The base consists of 4 concrete blocks, connected by angle iron, as seen in the picture to the right. We tried to calculate a rough estimate of the maximum torque and force that might be applied to the turbine, to figure out the the size/weight of concrete we would need. This required a bit of work, done by Patrick, to figure out. We had to assume a maximum windspeed of 30mpmh, then assume the turbine, at best, catch the full force of the wind. While this is not true, according to Betz rule, we wanted to overestimate in any case (having our turbine fall over wouldn't look very good). After applying some physics formulas and trig, we got a weight which was split up among the blocks. This ended up being x pounds of concrete, or 4 1ft x 1ft blocks.
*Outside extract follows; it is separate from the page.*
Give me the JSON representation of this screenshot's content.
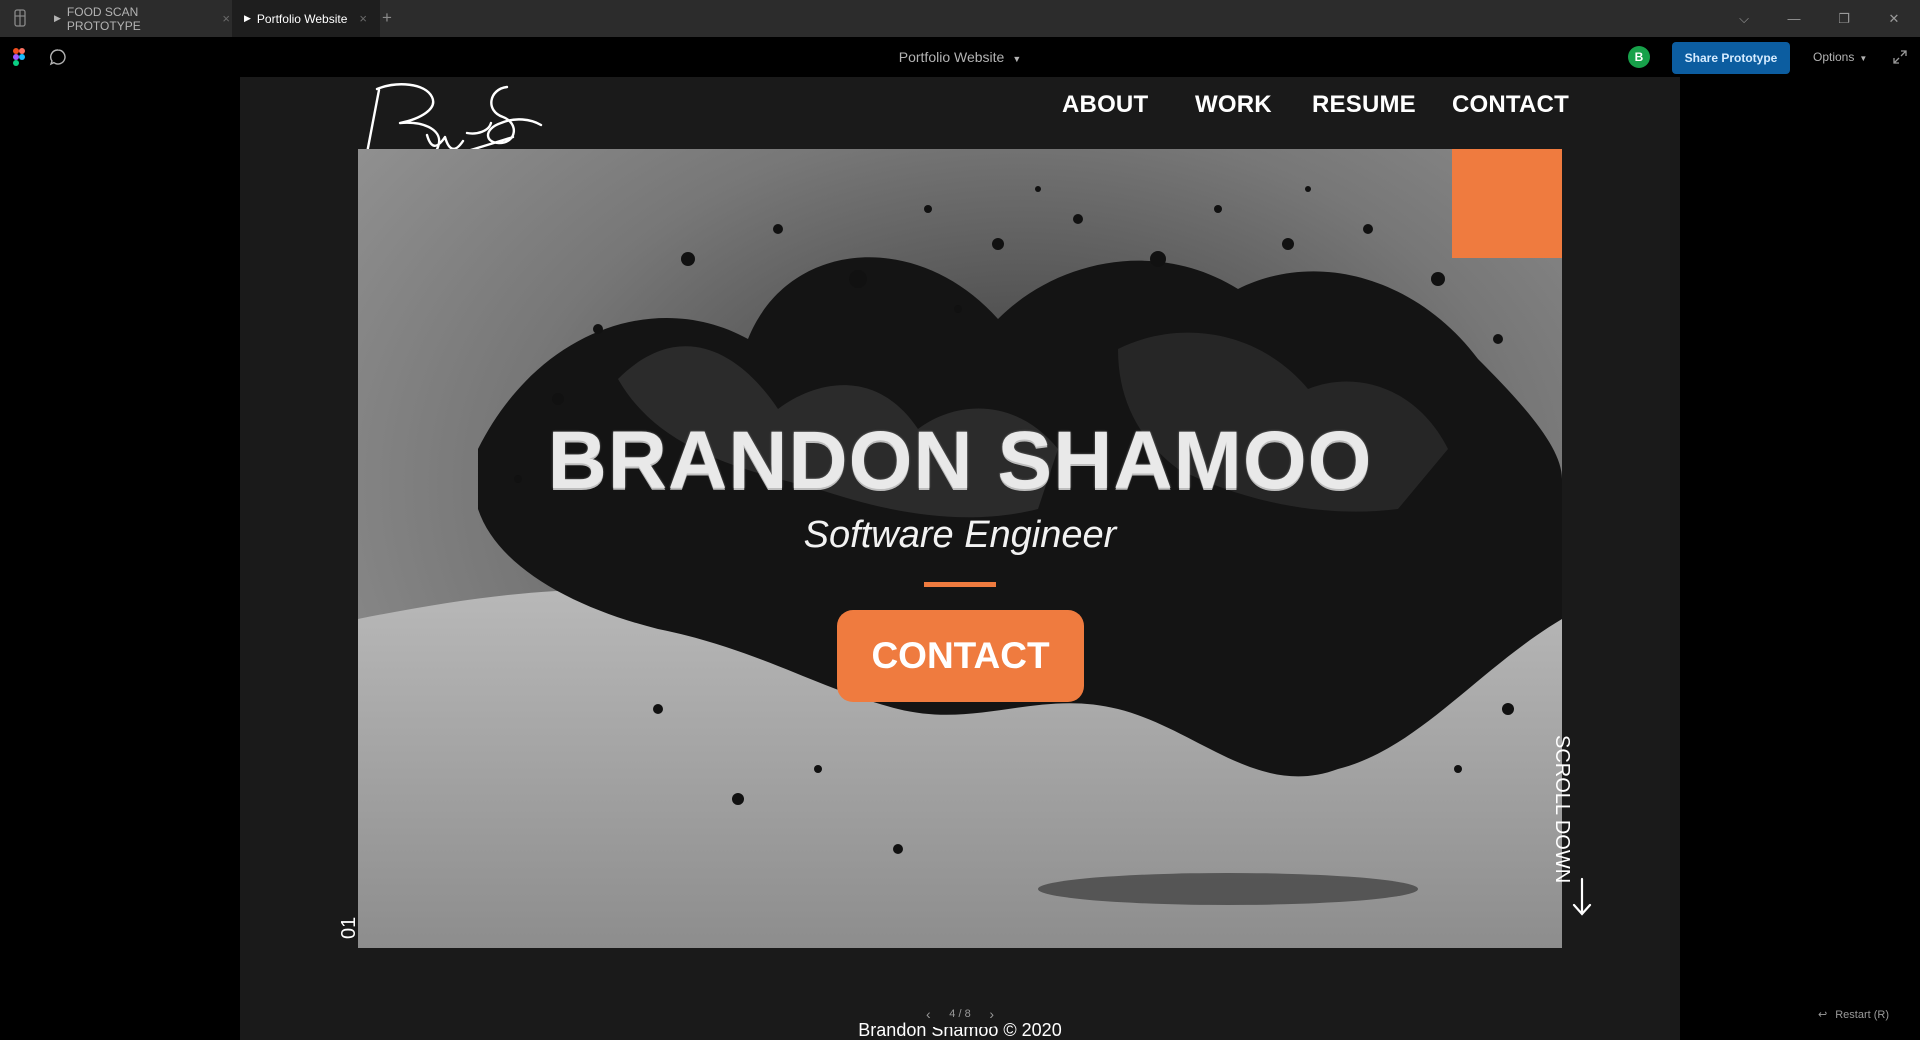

Although we started out with a basic design for the structure, it ended up being completely redesigned during the construction process. We decided to try and reuse materials, to save time, money, and the planet! So we built the structure around a 17in truck rim. We constructed a H shape out of angle iron around this, which then attached to pillow block bearings to support a steel shaft. The top end of this connects to a steel pipe with two four way hubs, at the top and the bottom. Pipes screw into this and connect ot the wings, as seen in the picture to the right. A pulley at the bottom of the shaft will turn a DC motor (being used as a generator). We also designed a covering for this to protect it from the elements.

An early concept model

A 3D render of a wing

The cover for the motor assembly

The Structure

The final design


The wings were constructed out of high-grade, 1/4in plywood. Using the profile designed before, we cut out 50 of them on the bandsaw, then used a beltsander to get them exact. The next step was to drill holes for aluminium tubes that would connect the ribs within the wings. This took longer than it should have, but we finally got them all drilled. Within each wing were two ribs made out of 1/4in aluminium. These would be the attachment points to the structure. We designed a system using washers that would allow use the adjust the angle each wing was at. This would effect how well the turbine would start, so we didn't want to be stuck with a single angle. The next step was assembly. Using a full scale blueprint (designed by Eli), we laid the parts out and glued them together. See the timelapse to the right for details. We then skinned them with 1/8in plywood. We weren't sure the best way to do this, and ended up messing one up and having to redo it. We used the high tech tool of a iron to steam the wood so it would bend, and then epoxied it to the ribs underneath.

Constructing the concrete base just involved pouring some concrete, with angle iron embedded. We then moved it up to the roof with the help of Turner Construction. Construction of the structure was done for the most part by Zack, who welded angle iron in numerous different ways.

Plywood and Metal Ribs

Strung onto the tubes. The round tab is the connection point to the structure.

Our first attempt at gluing on the covering. The bottom piece worked, but we had to remove the top piece and try again.